Control Condition: The students assigned to the control condition will receive typical services provided to students with ADHD.
Key Measures: Measures of student behavioral functioning include direct observations of behavior in the classroom using the Student-Behavior Teacher-Response observation system, teacher ratings of behavioral behavior on the Disruptive Behavior Disorders Rating Scale, the Impairment Rating Scale, the BASC-2 Behavioral and Emotional Screening System, and the Domain-Specific Improvement Rating. Student academic functioning will be measured using the AIMSweb Progress Monitoring and Response to Intervention System Secondary, and the Academic Performance Rating Scale.
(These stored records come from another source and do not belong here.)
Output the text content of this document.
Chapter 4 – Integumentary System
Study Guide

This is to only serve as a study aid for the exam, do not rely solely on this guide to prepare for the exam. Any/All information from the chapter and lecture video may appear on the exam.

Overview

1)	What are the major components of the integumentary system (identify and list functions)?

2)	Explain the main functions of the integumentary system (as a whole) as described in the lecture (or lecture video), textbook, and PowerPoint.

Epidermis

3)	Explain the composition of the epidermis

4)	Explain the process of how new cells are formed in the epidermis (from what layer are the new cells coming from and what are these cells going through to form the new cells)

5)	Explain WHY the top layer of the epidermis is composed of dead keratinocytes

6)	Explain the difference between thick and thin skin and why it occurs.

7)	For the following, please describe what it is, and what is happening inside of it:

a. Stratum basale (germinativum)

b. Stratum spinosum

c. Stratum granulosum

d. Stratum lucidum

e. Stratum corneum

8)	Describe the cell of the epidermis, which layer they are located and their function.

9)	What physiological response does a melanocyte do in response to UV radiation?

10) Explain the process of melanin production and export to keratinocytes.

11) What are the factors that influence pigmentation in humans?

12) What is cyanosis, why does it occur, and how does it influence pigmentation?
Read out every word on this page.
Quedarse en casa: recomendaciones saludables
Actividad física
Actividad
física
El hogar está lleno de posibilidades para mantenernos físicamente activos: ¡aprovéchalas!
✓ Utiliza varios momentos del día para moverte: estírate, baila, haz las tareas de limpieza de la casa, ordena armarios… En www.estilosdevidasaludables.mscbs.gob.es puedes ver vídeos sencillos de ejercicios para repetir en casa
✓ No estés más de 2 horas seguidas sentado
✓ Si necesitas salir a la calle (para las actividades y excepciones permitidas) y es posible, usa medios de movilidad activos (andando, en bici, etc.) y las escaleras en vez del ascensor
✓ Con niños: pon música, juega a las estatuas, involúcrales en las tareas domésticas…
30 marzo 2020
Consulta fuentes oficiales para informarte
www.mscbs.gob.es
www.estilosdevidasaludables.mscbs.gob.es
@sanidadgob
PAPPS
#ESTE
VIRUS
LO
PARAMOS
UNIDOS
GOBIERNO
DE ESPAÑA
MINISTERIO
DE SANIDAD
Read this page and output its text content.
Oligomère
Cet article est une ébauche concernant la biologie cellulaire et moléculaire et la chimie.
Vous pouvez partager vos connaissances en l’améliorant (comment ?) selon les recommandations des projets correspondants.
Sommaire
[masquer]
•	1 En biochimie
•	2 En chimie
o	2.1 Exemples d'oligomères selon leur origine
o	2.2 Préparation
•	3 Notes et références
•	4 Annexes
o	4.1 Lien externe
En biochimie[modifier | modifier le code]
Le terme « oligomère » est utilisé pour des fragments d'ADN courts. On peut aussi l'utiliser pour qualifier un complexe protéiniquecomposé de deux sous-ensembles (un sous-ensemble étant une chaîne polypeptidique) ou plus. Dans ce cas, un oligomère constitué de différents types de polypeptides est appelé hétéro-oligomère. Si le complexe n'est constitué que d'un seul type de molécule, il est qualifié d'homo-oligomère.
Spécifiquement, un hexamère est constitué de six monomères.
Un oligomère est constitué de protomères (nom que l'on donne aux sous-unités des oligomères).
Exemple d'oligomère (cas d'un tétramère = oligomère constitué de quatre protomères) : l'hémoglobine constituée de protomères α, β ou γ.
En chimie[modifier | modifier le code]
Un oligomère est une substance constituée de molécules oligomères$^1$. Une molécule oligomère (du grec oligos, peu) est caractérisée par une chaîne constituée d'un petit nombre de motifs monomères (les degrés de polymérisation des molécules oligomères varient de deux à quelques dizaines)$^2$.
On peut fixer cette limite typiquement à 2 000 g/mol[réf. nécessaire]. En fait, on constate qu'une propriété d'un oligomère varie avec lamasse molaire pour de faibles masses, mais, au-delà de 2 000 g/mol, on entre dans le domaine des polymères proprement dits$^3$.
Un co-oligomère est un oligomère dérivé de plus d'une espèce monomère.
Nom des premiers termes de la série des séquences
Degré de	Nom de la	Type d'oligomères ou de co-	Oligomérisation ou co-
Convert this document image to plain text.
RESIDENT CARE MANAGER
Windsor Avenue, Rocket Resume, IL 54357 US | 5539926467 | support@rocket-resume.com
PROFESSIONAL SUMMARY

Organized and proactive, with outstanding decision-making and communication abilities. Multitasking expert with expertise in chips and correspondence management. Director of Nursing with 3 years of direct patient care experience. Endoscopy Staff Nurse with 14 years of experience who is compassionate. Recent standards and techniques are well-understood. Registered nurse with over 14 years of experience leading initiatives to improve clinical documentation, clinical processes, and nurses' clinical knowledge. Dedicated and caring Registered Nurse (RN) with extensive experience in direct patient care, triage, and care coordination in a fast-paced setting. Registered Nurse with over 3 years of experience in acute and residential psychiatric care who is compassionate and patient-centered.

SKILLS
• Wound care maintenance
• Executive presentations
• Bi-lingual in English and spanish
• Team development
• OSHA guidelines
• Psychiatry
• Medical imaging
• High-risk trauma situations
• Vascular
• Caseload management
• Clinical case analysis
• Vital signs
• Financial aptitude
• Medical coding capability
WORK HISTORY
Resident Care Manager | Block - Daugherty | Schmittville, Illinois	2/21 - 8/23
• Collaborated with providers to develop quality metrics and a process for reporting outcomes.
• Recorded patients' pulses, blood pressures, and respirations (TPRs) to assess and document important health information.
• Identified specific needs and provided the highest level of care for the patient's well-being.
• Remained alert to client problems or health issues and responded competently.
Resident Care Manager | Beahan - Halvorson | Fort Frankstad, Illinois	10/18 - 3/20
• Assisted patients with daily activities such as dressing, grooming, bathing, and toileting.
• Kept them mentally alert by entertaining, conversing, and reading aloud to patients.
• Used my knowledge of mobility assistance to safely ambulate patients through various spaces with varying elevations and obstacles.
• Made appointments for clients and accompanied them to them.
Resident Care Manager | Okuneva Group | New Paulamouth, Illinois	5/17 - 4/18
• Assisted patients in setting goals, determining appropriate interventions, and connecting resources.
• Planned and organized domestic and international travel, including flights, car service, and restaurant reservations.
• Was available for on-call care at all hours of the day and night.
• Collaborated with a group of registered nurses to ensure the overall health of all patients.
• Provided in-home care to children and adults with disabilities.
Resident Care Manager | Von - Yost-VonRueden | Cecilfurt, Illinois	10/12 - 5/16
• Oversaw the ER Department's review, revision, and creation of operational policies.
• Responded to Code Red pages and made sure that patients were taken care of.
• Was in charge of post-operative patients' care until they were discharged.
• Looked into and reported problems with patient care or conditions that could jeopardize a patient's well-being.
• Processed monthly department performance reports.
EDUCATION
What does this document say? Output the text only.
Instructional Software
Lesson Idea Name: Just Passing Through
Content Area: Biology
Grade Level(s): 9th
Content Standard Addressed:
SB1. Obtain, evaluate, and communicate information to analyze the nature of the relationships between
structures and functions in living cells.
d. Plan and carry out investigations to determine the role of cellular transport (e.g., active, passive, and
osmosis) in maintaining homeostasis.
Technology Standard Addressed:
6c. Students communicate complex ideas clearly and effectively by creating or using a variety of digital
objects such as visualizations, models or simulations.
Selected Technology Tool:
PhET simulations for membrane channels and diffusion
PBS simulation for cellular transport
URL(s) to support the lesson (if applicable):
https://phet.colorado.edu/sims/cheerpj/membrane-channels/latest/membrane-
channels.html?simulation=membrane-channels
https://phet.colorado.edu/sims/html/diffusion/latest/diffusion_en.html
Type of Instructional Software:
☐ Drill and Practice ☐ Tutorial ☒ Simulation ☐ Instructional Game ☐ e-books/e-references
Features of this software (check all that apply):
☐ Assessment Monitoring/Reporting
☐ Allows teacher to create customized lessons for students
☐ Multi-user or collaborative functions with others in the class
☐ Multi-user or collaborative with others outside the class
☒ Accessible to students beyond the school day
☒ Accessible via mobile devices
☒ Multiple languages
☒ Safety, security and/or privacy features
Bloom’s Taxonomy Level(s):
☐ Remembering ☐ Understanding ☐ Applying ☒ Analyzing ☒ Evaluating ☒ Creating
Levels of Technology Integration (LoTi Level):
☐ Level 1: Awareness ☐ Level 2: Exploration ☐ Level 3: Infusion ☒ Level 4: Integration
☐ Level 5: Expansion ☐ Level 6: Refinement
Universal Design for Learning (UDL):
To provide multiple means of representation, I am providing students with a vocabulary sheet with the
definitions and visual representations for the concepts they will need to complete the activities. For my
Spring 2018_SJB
Additional outcome measures will include potential mediators and moderators of treatment response including: office discipline referrals, number and type of parent contacts due to problems in academic or behavioral functioning, teacher adherence to Tier 1 and Tier 2 strategies, and student referrals for special education evaluation.
Data Analytic Strategy: With Phase 1 randomization, the researchers will use regressions with group membership as a predictor to determine the effect of randomizing participants to either (a) the RTI problem-solving framework approach or (b) business as usual. In Phase 3 randomization, the researchers will also use regressions with group membership as a predictor to determine the effect of randomizing non-responders to both Tier 1 classroom management strategies and Tier 2A basic RTI to either (a) enhanced RTI or (b) medication management. To compare the three different embedded protocols, the researchers will use pairwise comparisons. They will use multiple regression methods to test moderation of the main effects of Phase 1 and Phase 3 randomizations. In addition, the research team will test moderators of the effectiveness of the three embedded treatment protocols using Q-learning, a regression-based means of estimating the optimal treatment protocol given a specific pattern of values on moderator variables. In addition, they will use a recently developed machine-learning based approach to moderation analysis in a SMART design. Researchers will conduct exploratory mediation analyses using a structural equation modeling framework and the joint significance test for the mediated effect.